Apparently he could still make Gabe laugh, which was comforting despite the lack of actual humor in the remark. But Gabe promised they’d bring boxes with them, so Ian couldn’t help but be even more grateful. It was starting to feel more than a little absurd.
He hung up feeling rather as if he’d been granted parole after a very long prison sentence, and tried not to realize what that meant. Thomas was frowning over his crossword puzzle, and Ian watched him for a moment, half hoping to be reminded of why they’d become friends in the first place, but he did nothing but silently continue filling in boxes, mouthing the words as he spelled them out. After a couple of minutes Ian gave up and went back to the bedroom to pretend he was packing.
He had rearranged his piles of Very Important Things five and a half times by the time Gabe and his dad and the promised boxes arrived, and couldn’t remember any time he’d been more thrilled to have someone at the door. Thomas gave a little half-wave when they entered, but didn’t even look up. Ian wasn’t sure whether to be apologetic or insulted, so he settled for taking his cousin and uncle into the bedroom, with its stacks of newly-filled boxes. Gabe’s dad gave him a look that said he’d expected a more enthusiastic welcome, but Ian wasn’t sure what that would consist of.
“Hey,” Gabe said, when Ian had shut the door on the kitchen and Thomas. “You okay?” His dad dropped an armload of boxes beside the bed, and surveyed the room thoughtfully. A week earlier, Ian would’ve been worried about making a bad impression, but he found he didn’t care anymore. Yes, the paint was peeling, and there were dust-balls in every corner, and the floor was covered in a fine layer of grit because he hadn’t cleaned in months, but he was leaving now. It wasn’t his room anymore.
“Yeah, I guess.” But he didn’t meet Gabe’s eyes, instead beginning to shovel things off his bed and into the waiting boxes. “Let’s just get this done, okay?” When things didn’t fit the way he wanted them to, he began shoving them around, careless of whether or not he might damage them. Gabe had to mutely rescue several books from having their pages smashed.
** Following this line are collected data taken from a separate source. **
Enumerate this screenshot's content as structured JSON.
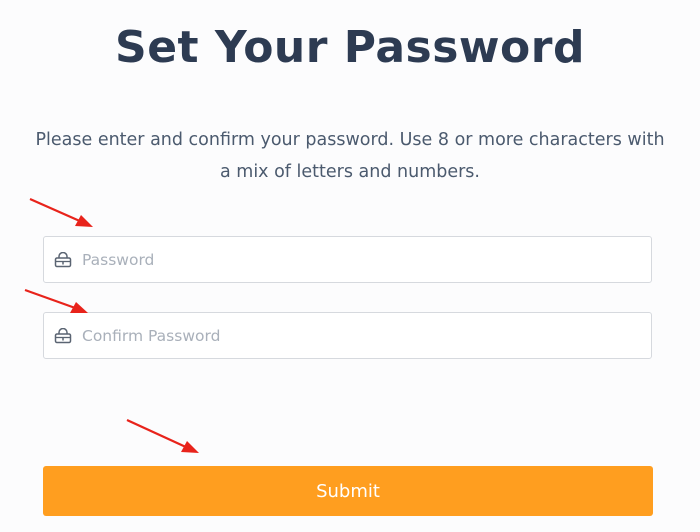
{
  "header": {
    "title": "Set Your Password",
    "subtitle": "Please enter and confirm your password. Use 8 or more characters with a mix of letters and numbers."
  },
  "form": {
    "password_placeholder": "Password",
    "confirm_placeholder": "Confirm Password",
    "submit_label": "Submit"
  },
  "icons": {
    "field_icon": "lock-icon",
    "annotation": "red-arrow-icon"
  },
  "colors": {
    "title": "#2d3b52",
    "submit_bg": "#ff9e1f",
    "annotation_arrow": "#e8231b"
  }
}
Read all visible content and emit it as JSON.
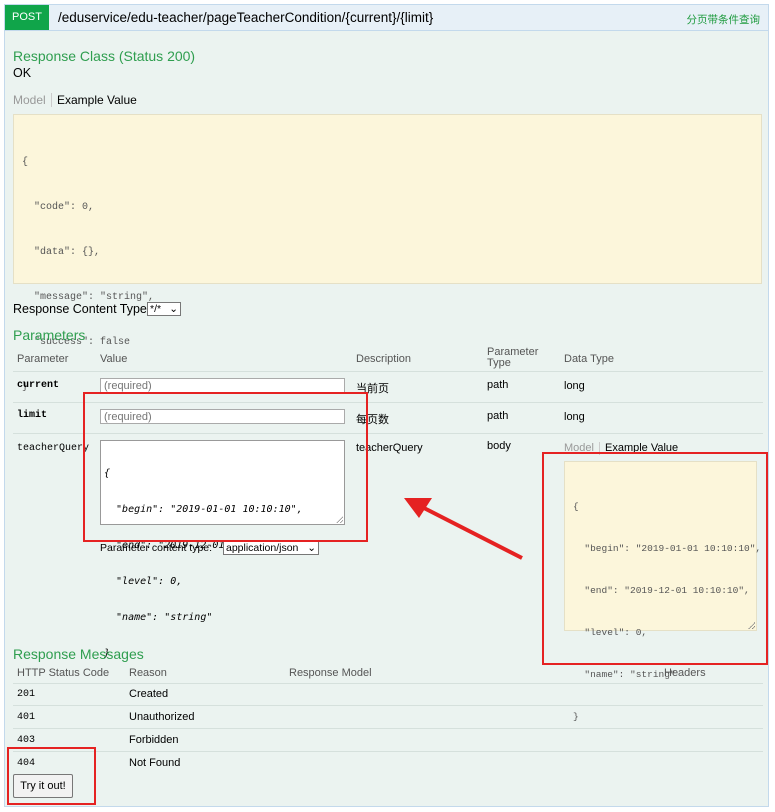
{
  "endpoint": {
    "method": "POST",
    "path": "/eduservice/edu-teacher/pageTeacherCondition/{current}/{limit}",
    "summary": "分页带条件查询"
  },
  "response_class": {
    "title": "Response Class (Status 200)",
    "status_text": "OK",
    "tabs": {
      "model": "Model",
      "example": "Example Value"
    },
    "example_lines": [
      "{",
      "  \"code\": 0,",
      "  \"data\": {},",
      "  \"message\": \"string\",",
      "  \"success\": false",
      "}"
    ]
  },
  "content_type": {
    "label": "Response Content Type",
    "value": "*/*"
  },
  "parameters": {
    "title": "Parameters",
    "columns": [
      "Parameter",
      "Value",
      "Description",
      "Parameter Type",
      "Data Type"
    ],
    "rows": [
      {
        "name": "current",
        "placeholder": "(required)",
        "description": "当前页",
        "type": "path",
        "data_type": "long"
      },
      {
        "name": "limit",
        "placeholder": "(required)",
        "description": "每页数",
        "type": "path",
        "data_type": "long"
      },
      {
        "name": "teacherQuery",
        "description": "teacherQuery",
        "type": "body"
      }
    ],
    "body_textarea_lines": [
      "{",
      "  \"begin\": \"2019-01-01 10:10:10\",",
      "  \"end\": \"2019-12-01 10:10:10\",",
      "  \"level\": 0,",
      "  \"name\": \"string\"",
      "}"
    ],
    "content_type_label": "Parameter content type:",
    "content_type_value": "application/json",
    "datatype_tabs": {
      "model": "Model",
      "example": "Example Value"
    },
    "datatype_example_lines": [
      "{",
      "  \"begin\": \"2019-01-01 10:10:10\",",
      "  \"end\": \"2019-12-01 10:10:10\",",
      "  \"level\": 0,",
      "  \"name\": \"string\"",
      "}"
    ]
  },
  "response_messages": {
    "title": "Response Messages",
    "columns": [
      "HTTP Status Code",
      "Reason",
      "Response Model",
      "Headers"
    ],
    "rows": [
      {
        "code": "201",
        "reason": "Created"
      },
      {
        "code": "401",
        "reason": "Unauthorized"
      },
      {
        "code": "403",
        "reason": "Forbidden"
      },
      {
        "code": "404",
        "reason": "Not Found"
      }
    ]
  },
  "try_button": "Try it out!",
  "colors": {
    "method": "#10a54a",
    "annotation": "#e52222",
    "heading": "#2f9e4f"
  }
}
“Ian, maybe you and I should start loading up the truck,” his uncle suggested carefully, like he was speaking to some small child who hadn’t gotten enough sleep and was moments away from breaking something irreplaceable. “Let Gabe finish up the packing for you.”
It didn’t matter, Ian felt like telling him. He was moving out of the apartment where he’d lived on and off for over two years, leaving his closest friend from college, and it didn’t matter. Thomas was sitting in the other room, filling out crosswords as if nothing was about to change. While he’d gotten flustered when Ian first started packing, now that they were actually removing the boxes, he didn’t seem to care. It was as if Ian had already moved out.
But he didn’t say any of this. Instead, he nodded and handed Gabe a very ugly snowglobe (a gift from Nyssa, his youngest sister), and began the long process of carrying boxes down six and half flights of stairs.
Each time he returned to the bedroom, there were fewer things on the bed and another box waiting to be dealt with, until finally there was only one box left. The room looked rather empty with only Thomas’ stuff filling it, but Ian knew it wouldn’t stay that way for long. Within a week–two at the most–someone else would be moving in, and it would be as though he’d never been there.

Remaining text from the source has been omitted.